UCLA’s no-name schedule that also included Bowling Green and Alabama State — a Football Championship Subdivision opponent the Bruins added after Michigan backed out of two games — has left it with an average home attendance of 30,072 that ranks 10th in the Pac-12, above only Oregon State (26,475) and Washington State (24,422). (For context, Oregon State’s capacity has been reduced to 26,407 during renovations at Reser Stadium.) The Bruins’ number is less than half the 63,670 that USC has averaged for its first two home games.

Kelly pointed out that students have not been back in class before this week, a challenge faced by other schools on the quarter system such as Stanford. The Cardinal drew just 26,826 for a game against Colgate before hosting a crowd of 43,813 against USC the following week.

Hall of Fame quarterback Troy Aikman ripped fans from his alma mater Saturday on Twitter, calling the attendance “an embarrassment” while also acknowledging his top-ranked Bruins couldn’t fill the Rose Bowl for a game against Washington State in 1988.

Aikman called for the construction of a 30,000-seat stadium on campus while adding one caveat.

“If we can’t play better than we did today,” Aikman wrote, “it would be half-empty too.”

Kelly said he anticipated crowds getting bigger as UCLA moved into its Pac-12 schedule, but the Bruins’ conference home opener against No. 18 Washington on Sept. 30 figures to draw a smaller crowd than normal because it falls on a Friday, adding snarled traffic to the list of reasons not to attend. The Bruins’ last Friday home game, against Utah in October 2018, drew 41,848.

Andrus out for year

Barring a medical waiver that would provide a seventh season of eligibility, Martin Andrus Jr.’s college career is over.

The defensive lineman who pushed through two serious knee injuries to return late last season is out for 2022 after suffering another unspecified injury in the third quarter Saturday.

“It’s crushing cause you watched him rehab,” Kelly said, his eyes glistening. “He’s a sixth-year kid that came back, took advantage of the COVID year, has worked so hard and was playing really, really well for us. … He’s a special young man, he’ll overcome this like he’s overcome the other ones, but it’s the fact that he doesn’t get to finish the way he wanted to finish is hard and it’s tough.”

The absences of Andrus and fellow defensive lineman Gary Smith III, who was also injured Saturday, left the Bruins with only four interior defensive linemen who were not in scout-team jerseys at practice Monday. One of them, Dovid Magna, was a former walk-on and another, Sitiveni Havili-Kaufusi, is a converted linebacker-fullback.
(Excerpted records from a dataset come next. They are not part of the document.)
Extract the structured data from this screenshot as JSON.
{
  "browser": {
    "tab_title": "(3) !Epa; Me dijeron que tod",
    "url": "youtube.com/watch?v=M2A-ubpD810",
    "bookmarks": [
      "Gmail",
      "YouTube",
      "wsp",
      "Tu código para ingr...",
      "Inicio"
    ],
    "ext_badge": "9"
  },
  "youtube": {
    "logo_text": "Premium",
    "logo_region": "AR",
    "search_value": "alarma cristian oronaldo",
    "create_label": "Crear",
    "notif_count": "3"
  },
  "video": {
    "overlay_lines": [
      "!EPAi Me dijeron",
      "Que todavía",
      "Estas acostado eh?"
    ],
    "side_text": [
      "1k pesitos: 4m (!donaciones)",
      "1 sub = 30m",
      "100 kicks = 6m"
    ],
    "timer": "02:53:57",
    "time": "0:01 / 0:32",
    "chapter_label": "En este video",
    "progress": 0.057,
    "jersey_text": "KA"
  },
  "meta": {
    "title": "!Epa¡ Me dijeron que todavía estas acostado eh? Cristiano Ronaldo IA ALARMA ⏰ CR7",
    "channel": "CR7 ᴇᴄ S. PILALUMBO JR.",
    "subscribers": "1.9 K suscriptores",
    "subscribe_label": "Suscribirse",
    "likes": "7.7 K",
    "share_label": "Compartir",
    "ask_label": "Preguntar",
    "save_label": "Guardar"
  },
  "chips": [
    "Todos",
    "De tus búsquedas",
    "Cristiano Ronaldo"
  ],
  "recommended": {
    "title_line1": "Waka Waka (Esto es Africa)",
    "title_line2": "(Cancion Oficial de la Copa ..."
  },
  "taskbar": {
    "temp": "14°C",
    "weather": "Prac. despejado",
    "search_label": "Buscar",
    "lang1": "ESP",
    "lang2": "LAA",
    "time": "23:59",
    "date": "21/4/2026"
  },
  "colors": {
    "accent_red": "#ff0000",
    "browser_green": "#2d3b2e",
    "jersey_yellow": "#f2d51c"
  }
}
There were more encouraging injury updates regarding running backs Zach Charbonnet and T.J. Harden. Charbonnet, who appeared slightly hobbled after the game Saturday, and Harden, who did not dress for the game, both participated in the portion of practice open to reporters.

Kelly said reserve offensive tackle Siale Taupaki, who did not appear to be at the game Saturday, was “unavailable.”